Le nom des Bretagne ne figure pas au coin de nos rues, à côté de ceux de Fremyot, de Jeannin, des Odebert, leurs contemporains;mais il reste inscrit, avec honneur, dans les Annales des Parlements de Dijon et de Metz.


Les compagnies judiciaires, Messieurs, de même que certaines familles, souffrent parfois de querelles intestines, comme le Parlement de Bourgogne pendant la Ligue. Mais le temps finit toujours par y rétablir l'accord..
La notre n'a pas à craindre un schisme aussi pénible que celui du Parlement de Dijon de 1589 à 1595. Sous la bienveillante direction de nos chefs elle présente un modèle de concorde et d'harmonie envié dans d'autres ressorts. Tous les magistrats, qui en ont fait partie la quittent avec regrets et en conservent un vif et affectueux souvenir.

Messieurs les Avocats.
Vos archives renferment, avec d'autres plus illustres encore, les noms de sept Bretagne qui ont porté votre robe. Deux de leurs alliés sont particulièrement chers à vos cœurs bourguignons : Jacques Bossuet et Claude Mochet, grande pères paternel et maternel, du plus illustre des orateurs sacrés, en France.

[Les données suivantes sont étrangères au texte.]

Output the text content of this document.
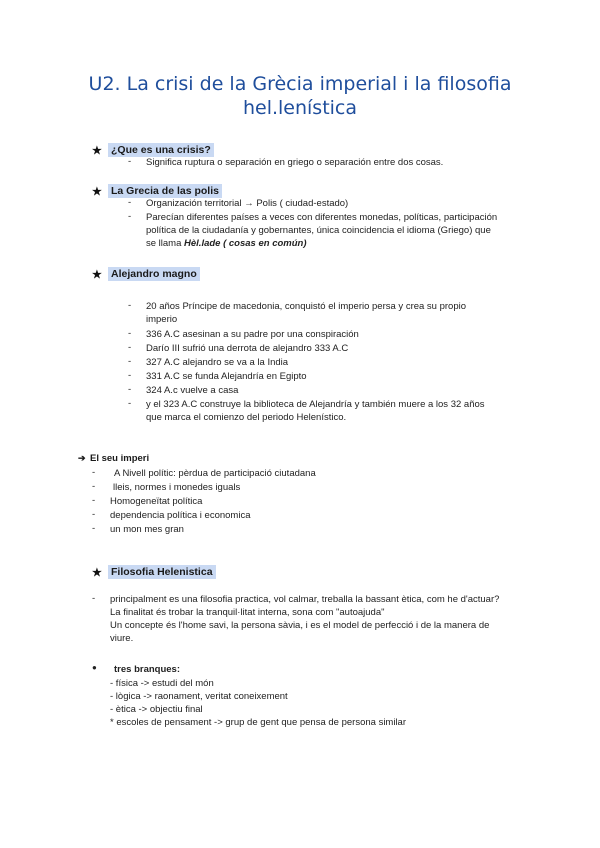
U2. La crisi de la Grècia imperial i la filosofia
hel.lenística
★ ¿Que es una crisis?
- Significa ruptura o separación en griego o separación entre dos cosas.
★ La Grecia de las polis
- Organización territorial → Polis ( ciudad-estado)
- Parecían diferentes países a veces con diferentes monedas, políticas, participación
política de la ciudadanía y gobernantes, única coincidencia el idioma (Griego) que
se llama Hèl.lade ( cosas en común)
★ Alejandro magno
- 20 años Príncipe de macedonia, conquistó el imperio persa y crea su propio
imperio
- 336 A.C asesinan a su padre por una conspiración
- Darío III sufrió una derrota de alejandro 333 A.C
- 327 A.C alejandro se va a la India
- 331 A.C se funda Alejandría en Egipto
- 324 A.c vuelve a casa
- y el 323 A.C construye la biblioteca de Alejandría y también muere a los 32 años
que marca el comienzo del periodo Helenístico.
➔ El seu imperi
- A Nivell polític: pèrdua de participació ciutadana
- lleis, normes i monedes iguals
- Homogeneïtat política
- dependencia política i economica
- un mon mes gran
★ Filosofia Helenistica
- principalment es una filosofia practica, vol calmar, treballa la bassant ètica, com he d'actuar?
La finalitat és trobar la tranquil·litat interna, sona com "autoajuda"
Un concepte és l'home savi, la persona sàvia, i es el model de perfecció i de la manera de
viure.
● tres branques:
- física -> estudi del món
- lògica -> raonament, veritat coneixement
- ètica -> objectiu final
* escoles de pensament -> grup de gent que pensa de persona similar
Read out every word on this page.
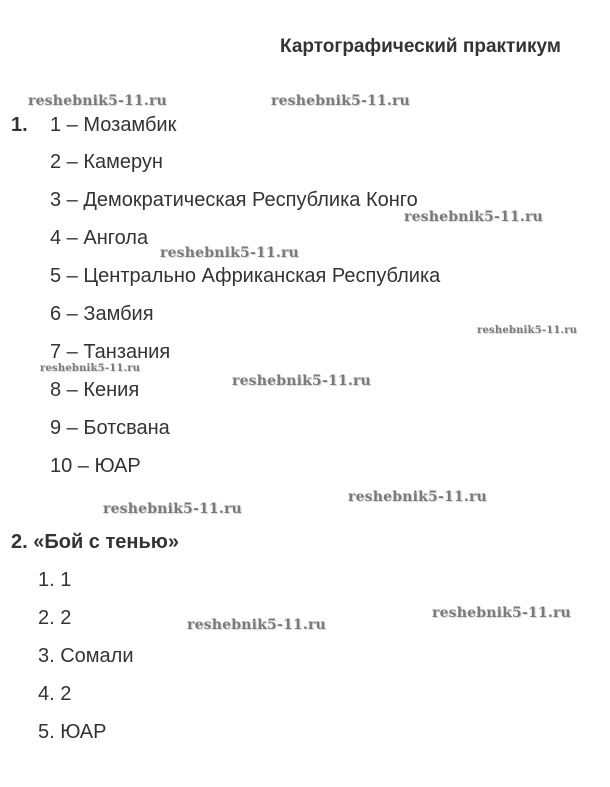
Картографический практикум
1. 1 – Мозамбик
2 – Камерун
3 – Демократическая Республика Конго
4 – Ангола
5 – Центрально Африканская Республика
6 – Замбия
7 – Танзания
8 – Кения
9 – Ботсвана
10 – ЮАР
2. «Бой с тенью»
1. 1
2. 2
3. Сомали
4. 2
5. ЮАР
reshebnik5-11.ru	reshebnik5-11.ru
reshebnik5-11.ru
reshebnik5-11.ru
reshebnik5-11.ru
reshebnik5-11.ru
reshebnik5-11.ru
reshebnik5-11.ru
reshebnik5-11.ru
reshebnik5-11.ru
reshebnik5-11.ru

C'est dans ce vieux Palais, que vous avez bu à la source de leur éloquence, que nous retrouvons et admirons en vous. C'est à leur science juridique, dont vous êtes les héritiers, que votre barreau doit l'honneur d'être cité parmi les plus éminents de notre pays.

Messieurs les Avoués.
Les Procureurs au Parlement du 16• siècle, vos devanciers, avaient, ainsi que leurs clercs, une écriture abominablement difficile à déchiffrer pour un profane qui n'est pas sorti de l'Ecole des Chartes
Aujourd'hui, nous avons, assez souvent, la satisfaction de lire sans difficultés vos pièces de procédure, grâce à vos soins vigilants et au talent de vos dactylographes. Soyez en remerciés.